Section 825.220 of the federal regulations pursuant to the FMLA provides that "employers cannot use the taking of FMLA leave as a negative factor in employment actions, such as hiring, promotions or disciplinary actions; nor can FMLA leave be counted under no fault attendance policies." 29 C.F.R. § 825.220(c). Diverging from other circuits, the Ninth Circuit has "explicitly declined" to apply the McDonnell Douglas burden-shifting framework to § 825.220 claims. Xiu Liu v. Amway Corp., 347 F.3d 1125, 1136 (9th Cir. 2003) (citing Bachelder v. Am. W. Airlines, 259 F.3d 1112 (9th Cir. 2001)). In Bachelder, the Ninth Circuit held that although § 825.220(c) "refers to 'discrimination,' [it] actually pertains to the 'interference with the exercise of rights' section of the [FMLA], § 2614(a)(1), not the anti-retaliation or antidiscrimination sections, §§ 2615(a)(2) and (b)." 259 F.3d at 1124. Consequently, rather than using the burden-shifting framework from anti-discrimination law, "[in] order to prevail on her claim . . . [the plaintiff] need only prove by a preponderance of the evidence that her taking of FMLA-protected leave constituted a negative factor in the decision to terminate her." Id. at 1125. Here, plaintiff must thus prove that (1) she took FMLA-protected leave and (2) such leave constituted a negative factor in Home Depot's decision to terminate her employment. Bement v. Cox, Civ. No. 3:12-475 MMD WGC, 2014 WL 4699620, at *4 (D. Nev. Sept. 22, 2014); Jadwin v. County of Kern, 610 F. Supp. 2d 1129, 1159 (E.D. Cal. 2009) (citing Bachelder, 259 F.3d at 1122).

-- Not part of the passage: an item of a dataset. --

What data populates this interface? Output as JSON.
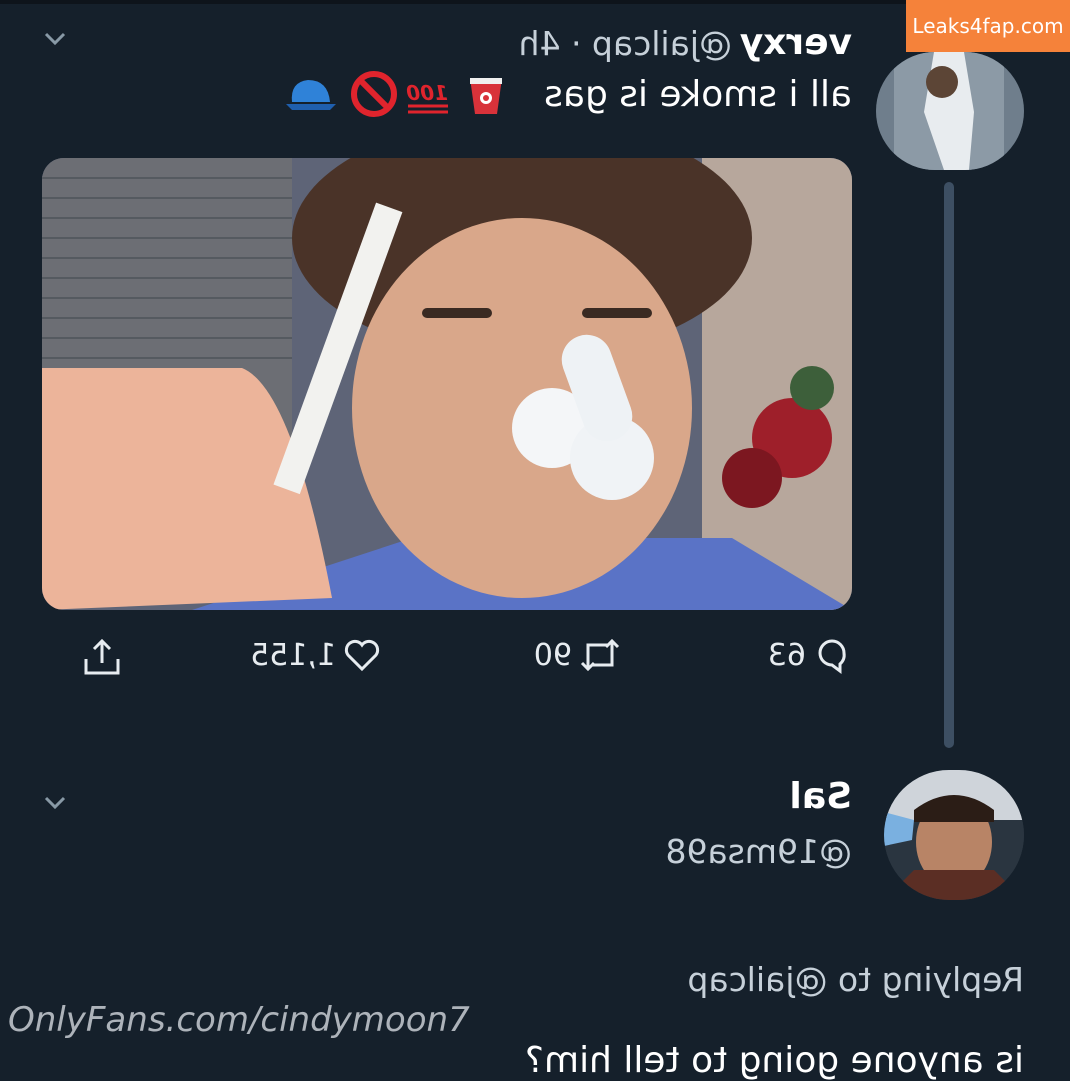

A plaintiff may prove a case of discrimination under federal anti-discrimination law by invoking the burden-shifting framework established in McDonnell Douglas Corp. v. Green, 411 U.S. 792 (1973). Under this framework, the plaintiff must first establish a prima facie case showing that 1) she belongs to a protected class of persons; 2) she satisfactorily performed her job; 3) she suffered an adverse employment action; and 4) her employer treated her differently than similarly situated employees not of the same protected class. Cornwell v. Electra Cent. Credit Union, 439 F.3d 1018, 1028 (9th Cir. 2006) (citing McDonnell Douglas, 411 U.S. at 802).
If the plaintiff successfully establishes her prima facie case, the "burden of production, but not persuasion, [] shifts to the employer to articulate some legitimate, nondiscriminatory reason for the challenged action." Chuang v. Univ. of Cal. Davis, 225 F.3d 1115, 112324 (9th Cir. 2000) (citing McDonnell Douglas, 411 U.S. at 802). Assuming the employer carries its burden, the plaintiff "must [then] show that the articulated reason[s][are] pretextual 'either directly by persuading the court that a discriminatory reason more likely motivated the employer or indirectly by showing that the employer's proffered explanation is unworthy of credence.'" Chuang, 225 F.3d at 1124 (citing Tex. Dep't of Cmty. Affairs v. Burdine, 450 U.S. 248, 256 (1981)).
1. FMLA-Protected Leave
As a threshold matter, coverage by the FMLA is limited to employers with over fifty employees, § 825.104, and employees who have worked for the employer for at least twelve months and 1,250 hours, § 825.110. Parties do not dispute that Home Depot and plaintiff met these requirements, nor do they dispute that plaintiff's mother's condition was serious such that plaintiff's care would have qualified under the Act, see 29 U.S.C. § 2612 (covering leave for care of a parent with a "serious health condition"). Their disagreement is over whether plaintiff provided sufficient notice for the attendance occurrences related to her mother's illness to come within the protection of the FMLA.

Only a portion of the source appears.